9 Newly Identified SBF2 Mutations Found in CMT Subtype, CMT4B2
The data expands the available information on clinical manifestations of the disease, which is extremely scarce, and calls attention to the fact that not all patients with CMT4B2 are affected by glaucoma. Genetic testing should be used for a diagnosis, even in the absence of signs of glaucoma, researchers note.
The study, “Novel SBF2 mutations and clinical spectrum of Charcot‐Marie‐Tooth neuropathy type 4B2,” was published in the journal Clinical Genetics.
Charcot-Marie-Tooth (CMT) disease is a group of inherited disorders of the peripheral nerves that can be caused by mutations in more than 80 different genes.
Mutations in the SBF2 gene (also called MTMR13) cause a subtype known as CMT4B, characterized by so-called out-foldings of myelin sheaths, the protective layer surrounding the nerve cells that are essential for the transmission of nerve impulses.
SBF2 encodes a protein called SET binding factor 2, of unknown function. At least five SBF2 mutations have been identified in CMT4B2 patients.
However, very few cases of CMT4B are known and have been studied. The small number of reported patients has limited an understanding of the link between SBF2 mutations and disease manifestations, knowledge important for medical care and genetic counseling.
Researchers in Europe identified nine novel SBF2 mutations found in 10 members of seven different families (Turkish, German, Czech, Indian, and Kurdish). The patients, ages 3 to 35 years old, had been referred for genetic testing due to suspected CMT.
Neurological signs were evident in all of them, including slow nerve conduction velocity, foot deformities, muscle weakness, or gait problems.
Nerve biopsies revealed loss of myelin-surrounded nerve cells, regions of de- and remyelination and irregular myelin folding, the hallmark of the disease.

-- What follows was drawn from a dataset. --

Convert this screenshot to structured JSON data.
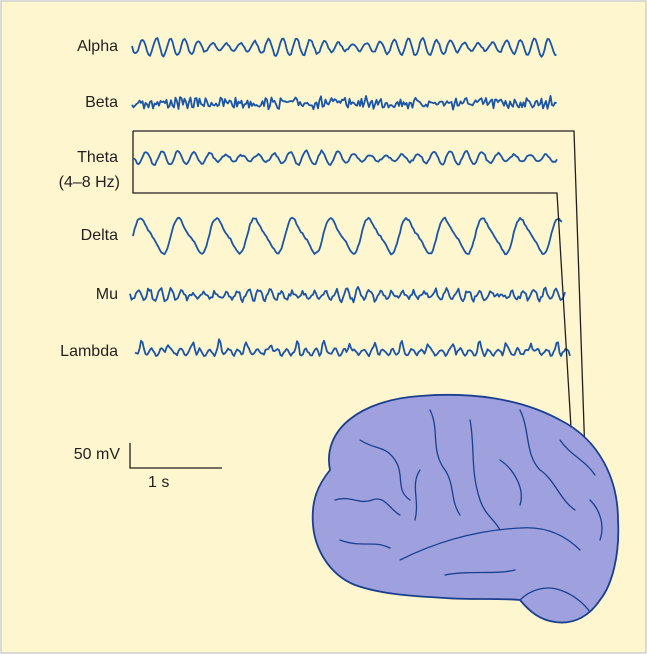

In five patients, glaucoma — the buildup of fluid pressure inside the eye that can lead to vision loss — was diagnosed in the first year of life, while four remained without vision problems. One developed slightly increased pressure within the eye (intraocular pressure) in adulthood.

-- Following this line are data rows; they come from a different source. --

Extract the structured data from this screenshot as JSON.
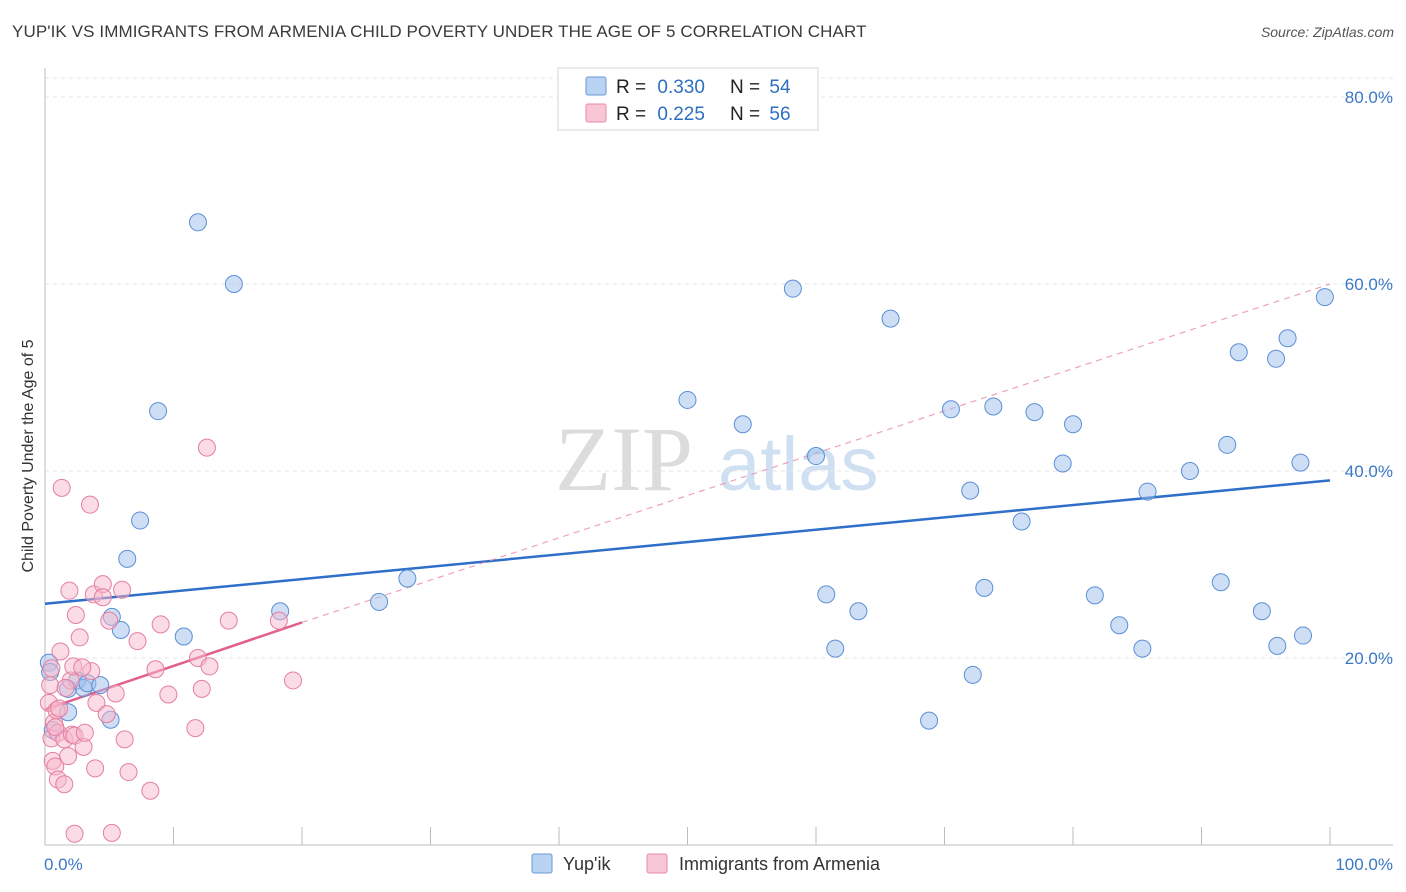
{
  "title": "YUP'IK VS IMMIGRANTS FROM ARMENIA CHILD POVERTY UNDER THE AGE OF 5 CORRELATION CHART",
  "source": "Source: ZipAtlas.com",
  "watermark": {
    "zip": "ZIP",
    "atlas": "atlas"
  },
  "chart_data": {
    "type": "scatter",
    "title": "YUP'IK VS IMMIGRANTS FROM ARMENIA CHILD POVERTY UNDER THE AGE OF 5 CORRELATION CHART",
    "xlabel": "",
    "ylabel": "Child Poverty Under the Age of 5",
    "xlim": [
      0,
      100
    ],
    "ylim": [
      0,
      80
    ],
    "x_tick_labels": {
      "min": "0.0%",
      "max": "100.0%"
    },
    "y_ticks": [
      {
        "value": 20,
        "label": "20.0%"
      },
      {
        "value": 40,
        "label": "40.0%"
      },
      {
        "value": 60,
        "label": "60.0%"
      },
      {
        "value": 80,
        "label": "80.0%"
      }
    ],
    "legend": [
      {
        "r_label": "R = ",
        "r_value": "0.330",
        "n_label": "N = ",
        "n_value": "54"
      },
      {
        "r_label": "R = ",
        "r_value": "0.225",
        "n_label": "N = ",
        "n_value": "56"
      }
    ],
    "series": [
      {
        "name": "Yup'ik",
        "color": "#9dc0ec",
        "stroke": "#5b8fd6",
        "trend": {
          "x0": 0,
          "y0": 25.8,
          "x1": 100,
          "y1": 39.0,
          "color": "#2e6fc9"
        },
        "points": [
          [
            0.3,
            19.5
          ],
          [
            0.4,
            18.5
          ],
          [
            0.6,
            12.3
          ],
          [
            1.8,
            14.2
          ],
          [
            1.8,
            16.7
          ],
          [
            2.5,
            17.6
          ],
          [
            3.0,
            16.8
          ],
          [
            3.3,
            17.3
          ],
          [
            4.3,
            17.1
          ],
          [
            5.1,
            13.4
          ],
          [
            5.2,
            24.4
          ],
          [
            5.9,
            23.0
          ],
          [
            6.4,
            30.6
          ],
          [
            7.4,
            34.7
          ],
          [
            8.8,
            46.4
          ],
          [
            10.8,
            22.3
          ],
          [
            11.9,
            66.6
          ],
          [
            14.7,
            60.0
          ],
          [
            18.3,
            25.0
          ],
          [
            26.0,
            26.0
          ],
          [
            28.2,
            28.5
          ],
          [
            50.0,
            47.6
          ],
          [
            54.3,
            45.0
          ],
          [
            58.2,
            59.5
          ],
          [
            60.0,
            41.6
          ],
          [
            60.8,
            26.8
          ],
          [
            61.5,
            21.0
          ],
          [
            63.3,
            25.0
          ],
          [
            65.8,
            56.3
          ],
          [
            68.8,
            13.3
          ],
          [
            70.5,
            46.6
          ],
          [
            72.0,
            37.9
          ],
          [
            72.2,
            18.2
          ],
          [
            73.1,
            27.5
          ],
          [
            73.8,
            46.9
          ],
          [
            76.0,
            34.6
          ],
          [
            77.0,
            46.3
          ],
          [
            79.2,
            40.8
          ],
          [
            80.0,
            45.0
          ],
          [
            81.7,
            26.7
          ],
          [
            83.6,
            23.5
          ],
          [
            85.4,
            21.0
          ],
          [
            85.8,
            37.8
          ],
          [
            89.1,
            40.0
          ],
          [
            91.5,
            28.1
          ],
          [
            92.0,
            42.8
          ],
          [
            92.9,
            52.7
          ],
          [
            94.7,
            25.0
          ],
          [
            95.8,
            52.0
          ],
          [
            95.9,
            21.3
          ],
          [
            96.7,
            54.2
          ],
          [
            97.7,
            40.9
          ],
          [
            97.9,
            22.4
          ],
          [
            99.6,
            58.6
          ]
        ]
      },
      {
        "name": "Immigrants from Armenia",
        "color": "#f7b7cb",
        "stroke": "#e47fa1",
        "trend": {
          "x0": 0,
          "y0": 14.5,
          "x1": 20,
          "y1": 23.8,
          "color": "#e06090",
          "dash_to": {
            "x": 100,
            "y": 60.0
          }
        },
        "points": [
          [
            0.3,
            15.2
          ],
          [
            0.4,
            17.1
          ],
          [
            0.5,
            18.9
          ],
          [
            0.5,
            11.4
          ],
          [
            0.6,
            9.0
          ],
          [
            0.7,
            13.1
          ],
          [
            0.8,
            8.4
          ],
          [
            0.9,
            14.4
          ],
          [
            1.0,
            7.0
          ],
          [
            1.0,
            12.0
          ],
          [
            1.1,
            14.6
          ],
          [
            1.2,
            20.7
          ],
          [
            1.3,
            38.2
          ],
          [
            1.5,
            6.5
          ],
          [
            1.5,
            11.3
          ],
          [
            1.8,
            9.5
          ],
          [
            1.9,
            27.2
          ],
          [
            2.0,
            17.6
          ],
          [
            2.1,
            11.8
          ],
          [
            2.2,
            19.1
          ],
          [
            2.3,
            11.7
          ],
          [
            2.3,
            1.2
          ],
          [
            2.4,
            24.6
          ],
          [
            2.7,
            22.2
          ],
          [
            3.0,
            10.5
          ],
          [
            3.1,
            12.0
          ],
          [
            3.5,
            36.4
          ],
          [
            3.6,
            18.6
          ],
          [
            3.8,
            26.8
          ],
          [
            3.9,
            8.2
          ],
          [
            4.0,
            15.2
          ],
          [
            4.5,
            27.9
          ],
          [
            4.5,
            26.5
          ],
          [
            4.8,
            14.0
          ],
          [
            5.0,
            24.0
          ],
          [
            5.2,
            1.3
          ],
          [
            5.5,
            16.2
          ],
          [
            6.0,
            27.3
          ],
          [
            6.2,
            11.3
          ],
          [
            6.5,
            7.8
          ],
          [
            7.2,
            21.8
          ],
          [
            8.2,
            5.8
          ],
          [
            8.6,
            18.8
          ],
          [
            9.0,
            23.6
          ],
          [
            9.6,
            16.1
          ],
          [
            11.7,
            12.5
          ],
          [
            11.9,
            20.0
          ],
          [
            12.2,
            16.7
          ],
          [
            12.6,
            42.5
          ],
          [
            12.8,
            19.1
          ],
          [
            14.3,
            24.0
          ],
          [
            18.2,
            24.0
          ],
          [
            19.3,
            17.6
          ],
          [
            2.9,
            19.0
          ],
          [
            1.6,
            16.8
          ],
          [
            0.8,
            12.6
          ]
        ]
      }
    ]
  }
}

Disease progression, though, was slow and all patients were able to walk independently, some helped by assistive devices.
To create an up-to-date overview of the signs and symptoms of CMT4B2, researchers combined the information gathered from the patients with data collected from the literature, covering 25 additional patients with SBF2 mutations.
Several signs were shared: all had onset of peripheral nerve disorders in the first or early second decade of life, involvement of lower limb extremities, independent walking, absent or diminished reflexes, and myelin misfolding in nerve biopsies.
The study extended the spectrum of CMT4B2-causing SBF2 mutations to 22, and increased the reported clinical manifestations to 35 patients.
Based on this data, the researchers made key recommendations.
“Glaucoma is not a constant feature and genetic testing for demyelinating CMT should include SBF2, irrespective of presence or absence of glaucoma,” they stressed.
“[P]atients without ocular involvement appear at risk for developing glaucoma later in life and should be monitored for increased IOP [intraocular pressure].”
In addition, glaucoma does not seem related with certain types of SBF2 mutations termed truncations, as suggested by others. This and other studies report individuals with other mutations who also develop glaucoma.